Get ready for the Spring Market.

Yes, interest rates are high BUT the market is starting to improve. Now is the time to put some sweet sweat equity into your home and be ready to hit the spring market.

When we say, ‘a house is an investment’, we are usually talking about home equity. What is home equity, why you want it and how do you get more of it?

Home equity is the dollar amount difference between the value of your home and the amount of money you owe on your mortgage.

For example, if the value of your home is $500,000 and you owe $250,000, your equity is $250,000.

Building equity means increasing the difference between your home value and the amount owing on your mortgage. You may be able to borrow from your equity as a loan, invest it, build long-term wealth or sell your home for more then your current mortgage and retain the difference.

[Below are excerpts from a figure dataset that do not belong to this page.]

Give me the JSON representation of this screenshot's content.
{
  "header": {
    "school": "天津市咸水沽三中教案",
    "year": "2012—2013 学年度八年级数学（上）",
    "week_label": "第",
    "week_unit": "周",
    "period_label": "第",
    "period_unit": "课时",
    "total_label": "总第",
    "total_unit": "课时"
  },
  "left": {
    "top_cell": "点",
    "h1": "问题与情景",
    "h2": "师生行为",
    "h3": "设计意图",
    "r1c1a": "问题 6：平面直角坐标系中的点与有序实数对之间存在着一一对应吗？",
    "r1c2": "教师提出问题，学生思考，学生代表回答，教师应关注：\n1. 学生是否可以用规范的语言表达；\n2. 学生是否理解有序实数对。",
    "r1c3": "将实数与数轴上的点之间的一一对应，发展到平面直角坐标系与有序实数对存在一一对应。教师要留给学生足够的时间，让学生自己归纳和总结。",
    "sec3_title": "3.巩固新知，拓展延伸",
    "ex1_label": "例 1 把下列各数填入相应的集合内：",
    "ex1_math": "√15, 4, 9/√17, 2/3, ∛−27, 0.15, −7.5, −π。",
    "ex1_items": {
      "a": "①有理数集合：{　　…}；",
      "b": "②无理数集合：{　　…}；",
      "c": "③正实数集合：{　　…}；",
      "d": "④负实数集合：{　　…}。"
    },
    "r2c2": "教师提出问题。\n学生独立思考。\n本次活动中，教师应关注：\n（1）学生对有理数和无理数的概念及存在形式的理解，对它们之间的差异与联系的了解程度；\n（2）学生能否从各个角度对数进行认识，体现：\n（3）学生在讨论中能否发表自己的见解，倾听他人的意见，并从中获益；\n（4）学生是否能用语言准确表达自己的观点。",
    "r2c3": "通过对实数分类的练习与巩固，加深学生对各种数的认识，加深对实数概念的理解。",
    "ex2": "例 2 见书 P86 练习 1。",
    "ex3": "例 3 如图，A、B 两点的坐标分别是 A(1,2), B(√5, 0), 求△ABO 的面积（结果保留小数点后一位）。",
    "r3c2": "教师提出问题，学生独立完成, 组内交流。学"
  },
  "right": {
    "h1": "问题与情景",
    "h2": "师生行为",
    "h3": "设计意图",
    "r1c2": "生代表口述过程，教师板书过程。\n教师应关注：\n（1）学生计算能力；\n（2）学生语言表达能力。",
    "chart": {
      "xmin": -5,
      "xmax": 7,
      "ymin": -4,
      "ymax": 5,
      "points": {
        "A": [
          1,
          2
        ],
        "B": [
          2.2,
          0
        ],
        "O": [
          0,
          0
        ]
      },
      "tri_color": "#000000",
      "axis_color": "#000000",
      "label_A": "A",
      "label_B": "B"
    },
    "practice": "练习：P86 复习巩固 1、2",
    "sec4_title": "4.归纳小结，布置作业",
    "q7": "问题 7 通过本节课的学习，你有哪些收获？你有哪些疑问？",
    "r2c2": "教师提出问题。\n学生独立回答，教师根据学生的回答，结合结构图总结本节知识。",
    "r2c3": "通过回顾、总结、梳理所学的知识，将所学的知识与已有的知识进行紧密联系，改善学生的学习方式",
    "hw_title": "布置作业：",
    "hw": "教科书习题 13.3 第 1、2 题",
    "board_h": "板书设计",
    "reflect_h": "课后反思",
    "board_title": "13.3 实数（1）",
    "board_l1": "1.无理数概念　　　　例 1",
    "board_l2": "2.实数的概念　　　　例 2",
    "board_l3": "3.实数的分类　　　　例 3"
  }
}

Here are a few tips on how to get it:  

·         If possible, you may consider a larger down payment then required.

·        Refinancing to a shorter term. 

·         Increase your monthly payments.

·         Switch to Biweekly payments from monthly payments.

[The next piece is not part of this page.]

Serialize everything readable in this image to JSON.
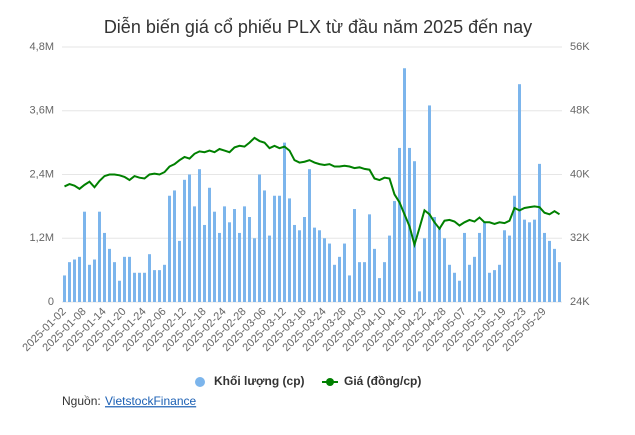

 Sweat Equity is updating and adding amenities to possibly increase the value of your home. Bathrooms and kitchens are high on the list of improvements that add value to a home. Energy-efficiency updates can also increase the value of your home, save money on utilities, and possibly provide a tax credit. Improving curb appeal with a fresh coat of paint, trimming hedges and adding a little ‘bling’ to the exterior goes a long way.

 Not all home improvements have to be big ones. Adding a fresh coat of paint or increasing curb appeal can go a long way, too.